Le premier ministre sortant en a profité pour réitérer que, selon lui, «un vote pour la CAQ, c'est un vote pour le PQ».

Hydro-Québec: la CAQ changerait la loi

M. Legault a confirmé qu'il changerait la loi pour profiter des économies qu'il réaliserait à Hydro-Québec. Comme l'a démontré La Presse aujourd'hui, la majorité des réductions de dépenses ne serait pas versée au gouvernement. En vertu de la loi, la Régie de l'énergie les utiliserait plutôt pour diminuer la facture résidentielle d'électricité.

La CAQ modifierait la loi pour augmenter les tarifs d'électricité. Elle compenserait ainsi chaque baisse par une nouvelle hausse. Le prix final de la facture ne changerait pas. Mais le gouvernement pourrait récupérer les économies à Hydro-Québec pour financer ses promesses.

Rappelons par ailleurs que la CAQ appuie une mesure du budget libéral de 2010, qui annonçait le dégel du bloc patrimonial d'électricité à partir de 2014.

L'éducation, «priorité absolue»

Après des rencontres éditoriales avec des quotidiens, M. Legault a détaillé cet après-midi ses promesses en éducation. Il consacrerait 1 milliard $ à l'éducation primaire et secondaire et à la lutte au décrochage. «C'est au moins 10 fois plus que les deux vieux partis», a-t-il avancé.

L'éducation est sa «priorité absolue». «C'est une des raisons principales, sinon la raison principale, pour laquelle je reviens en politique», a-t-il insisté.

La CAQ créerait un Ordre professionnel pour les enseignants. Cet ordre se chargerait de leur formation et de la mise à jour de leurs connaissances.

Pour attirer les «meilleurs candidats», M. Legault veut augmenter leur salaire de 10% à 30%. Trois paramètres détermineraient ces augmentations. On payerait davantage les enseignants qui travaillent dans un milieu socioéconomique défavorisé. On payerait aussi plus ceux qui agissent à titre de mentor pour leurs collègues et ceux qui ont une formation académique plus poussée.

«Le salaire des enseignants ne sera pas fixé en fonction des résultats des élèves», a répété M. Legault, en accusant la Centrale des syndicats du Québec de propager cette idée.

Les enseignants seraient néanmoins évalués davantage. On diminuerait aussi leur mobilité. Ils signeraient des contrats pour rester dans le même établissement pendant trois à cinq ans. Il y a un problème de «roulement», croit M. Legault. Les enseignants avec plus d'ancienneté fuient les écoles de milieux plus défavorisés. Il veut assurer plus de stabilité à ces établissements.

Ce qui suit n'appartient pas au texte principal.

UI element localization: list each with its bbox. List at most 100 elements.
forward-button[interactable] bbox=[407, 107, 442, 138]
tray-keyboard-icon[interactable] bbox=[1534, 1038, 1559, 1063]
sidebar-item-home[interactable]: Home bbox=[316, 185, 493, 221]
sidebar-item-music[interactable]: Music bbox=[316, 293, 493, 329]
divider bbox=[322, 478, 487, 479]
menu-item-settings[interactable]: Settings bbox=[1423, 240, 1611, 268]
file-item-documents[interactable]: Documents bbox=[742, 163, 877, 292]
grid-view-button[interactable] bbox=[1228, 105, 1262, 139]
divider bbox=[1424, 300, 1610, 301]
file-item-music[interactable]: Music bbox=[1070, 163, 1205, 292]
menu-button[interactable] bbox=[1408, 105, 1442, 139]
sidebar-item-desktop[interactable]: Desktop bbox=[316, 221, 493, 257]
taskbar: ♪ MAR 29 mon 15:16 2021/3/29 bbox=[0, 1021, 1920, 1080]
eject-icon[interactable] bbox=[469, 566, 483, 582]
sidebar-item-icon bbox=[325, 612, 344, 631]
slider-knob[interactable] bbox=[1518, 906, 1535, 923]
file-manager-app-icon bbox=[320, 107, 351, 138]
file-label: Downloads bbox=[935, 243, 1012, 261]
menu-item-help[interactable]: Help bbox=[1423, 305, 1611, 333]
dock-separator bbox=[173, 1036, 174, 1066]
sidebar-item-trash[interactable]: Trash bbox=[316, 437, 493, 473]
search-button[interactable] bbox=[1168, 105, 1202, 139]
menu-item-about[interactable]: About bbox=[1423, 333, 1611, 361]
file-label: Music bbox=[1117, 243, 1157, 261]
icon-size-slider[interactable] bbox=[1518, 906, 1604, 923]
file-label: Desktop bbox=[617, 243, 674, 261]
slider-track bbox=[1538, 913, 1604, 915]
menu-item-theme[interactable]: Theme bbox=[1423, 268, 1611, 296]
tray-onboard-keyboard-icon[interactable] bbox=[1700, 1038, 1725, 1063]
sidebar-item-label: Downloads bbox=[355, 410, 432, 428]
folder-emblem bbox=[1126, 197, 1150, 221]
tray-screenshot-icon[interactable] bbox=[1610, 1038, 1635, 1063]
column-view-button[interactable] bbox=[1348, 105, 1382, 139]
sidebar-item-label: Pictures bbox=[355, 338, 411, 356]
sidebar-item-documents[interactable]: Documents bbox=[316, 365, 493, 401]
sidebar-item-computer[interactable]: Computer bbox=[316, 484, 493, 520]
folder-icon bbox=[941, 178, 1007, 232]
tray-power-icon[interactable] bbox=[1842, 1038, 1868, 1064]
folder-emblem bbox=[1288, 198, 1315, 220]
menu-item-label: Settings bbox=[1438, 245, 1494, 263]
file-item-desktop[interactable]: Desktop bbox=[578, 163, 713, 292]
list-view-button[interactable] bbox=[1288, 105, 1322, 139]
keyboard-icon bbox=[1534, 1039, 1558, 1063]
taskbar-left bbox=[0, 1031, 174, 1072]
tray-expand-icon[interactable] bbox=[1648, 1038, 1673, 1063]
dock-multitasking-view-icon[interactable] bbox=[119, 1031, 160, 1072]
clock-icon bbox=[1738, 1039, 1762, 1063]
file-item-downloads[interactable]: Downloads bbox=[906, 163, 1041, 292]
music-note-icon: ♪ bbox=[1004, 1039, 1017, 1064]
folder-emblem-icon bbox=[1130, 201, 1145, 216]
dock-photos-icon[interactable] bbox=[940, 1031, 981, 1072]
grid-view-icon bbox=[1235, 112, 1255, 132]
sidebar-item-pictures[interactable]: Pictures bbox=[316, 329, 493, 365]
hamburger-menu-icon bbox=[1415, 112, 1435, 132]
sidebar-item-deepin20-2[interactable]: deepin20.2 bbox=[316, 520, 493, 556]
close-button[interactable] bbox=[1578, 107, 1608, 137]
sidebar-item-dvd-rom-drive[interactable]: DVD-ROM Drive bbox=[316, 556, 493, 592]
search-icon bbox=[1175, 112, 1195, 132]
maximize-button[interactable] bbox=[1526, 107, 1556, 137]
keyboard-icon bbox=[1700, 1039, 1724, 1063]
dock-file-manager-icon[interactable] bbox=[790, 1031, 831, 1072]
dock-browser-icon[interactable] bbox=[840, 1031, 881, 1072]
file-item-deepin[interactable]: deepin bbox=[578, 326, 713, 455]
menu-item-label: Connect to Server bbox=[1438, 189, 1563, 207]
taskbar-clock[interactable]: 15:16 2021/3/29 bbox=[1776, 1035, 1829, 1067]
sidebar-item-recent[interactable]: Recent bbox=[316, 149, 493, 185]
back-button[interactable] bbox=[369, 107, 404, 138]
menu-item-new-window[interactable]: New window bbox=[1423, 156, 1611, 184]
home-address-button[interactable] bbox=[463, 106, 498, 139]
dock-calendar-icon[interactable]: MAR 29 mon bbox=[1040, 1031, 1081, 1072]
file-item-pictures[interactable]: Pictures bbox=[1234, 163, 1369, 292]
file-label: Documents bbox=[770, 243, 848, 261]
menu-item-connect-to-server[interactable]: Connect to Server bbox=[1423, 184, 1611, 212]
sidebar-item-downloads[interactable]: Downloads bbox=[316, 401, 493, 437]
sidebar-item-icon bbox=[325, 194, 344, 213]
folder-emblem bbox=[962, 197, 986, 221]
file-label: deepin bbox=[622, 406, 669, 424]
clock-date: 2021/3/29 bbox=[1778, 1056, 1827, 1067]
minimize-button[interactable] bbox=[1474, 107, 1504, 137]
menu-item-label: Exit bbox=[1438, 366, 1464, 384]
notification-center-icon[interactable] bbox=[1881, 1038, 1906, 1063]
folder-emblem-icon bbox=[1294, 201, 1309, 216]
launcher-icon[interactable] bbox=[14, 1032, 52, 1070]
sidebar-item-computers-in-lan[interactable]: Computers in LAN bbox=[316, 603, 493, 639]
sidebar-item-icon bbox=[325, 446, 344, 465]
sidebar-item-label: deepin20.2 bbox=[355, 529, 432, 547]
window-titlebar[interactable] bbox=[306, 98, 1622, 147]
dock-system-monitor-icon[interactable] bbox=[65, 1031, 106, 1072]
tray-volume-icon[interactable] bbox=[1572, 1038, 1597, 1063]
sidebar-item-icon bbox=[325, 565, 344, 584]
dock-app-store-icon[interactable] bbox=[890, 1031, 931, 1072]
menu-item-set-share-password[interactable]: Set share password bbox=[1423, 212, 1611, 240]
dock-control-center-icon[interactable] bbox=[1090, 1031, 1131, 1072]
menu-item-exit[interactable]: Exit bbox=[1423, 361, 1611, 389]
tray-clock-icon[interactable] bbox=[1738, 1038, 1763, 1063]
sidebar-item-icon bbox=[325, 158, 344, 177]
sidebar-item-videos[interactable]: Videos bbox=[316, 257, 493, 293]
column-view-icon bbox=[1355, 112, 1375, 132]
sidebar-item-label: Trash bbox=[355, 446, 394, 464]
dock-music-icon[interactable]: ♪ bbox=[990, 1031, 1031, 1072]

M. Legault reconnaît que pour plusieurs enseignants, le salaire n'est pas le critère le plus important. Plusieurs lui ont dit que c'est en améliorant leurs conditions de travail qu'on attirera de meilleurs candidats. «Message reçu et entendu», a-t-il lancé.  D'ici cinq ans, il leur promet d'injecter 250 millions $ par année pour engager des spécialistes (orthopédagogues, psychoéducateurs, etc) dans les écoles. Comme la CAQ propose d'abolir les commissions scolaires, les établissements décideraient eux mêmes de leurs besoins particuliers pour ces professionnels.

M. Legault veut aussi prolonger les heures d'ouvertures des écoles secondaires. Elles fermeraient à 17h, et non à 15h30. Les enseignants ne seraient pas obligés de travailler plus longtemps. Ceux qui le feraient seraient payés en temps supplémentaire. Ce temps serait utilisé pour les activités culturelles et sportives ainsi que l'aide aux devoirs. Le coût total de cette mesure: 340 millions $, incluant 50 millions $ pour les activités culturelles.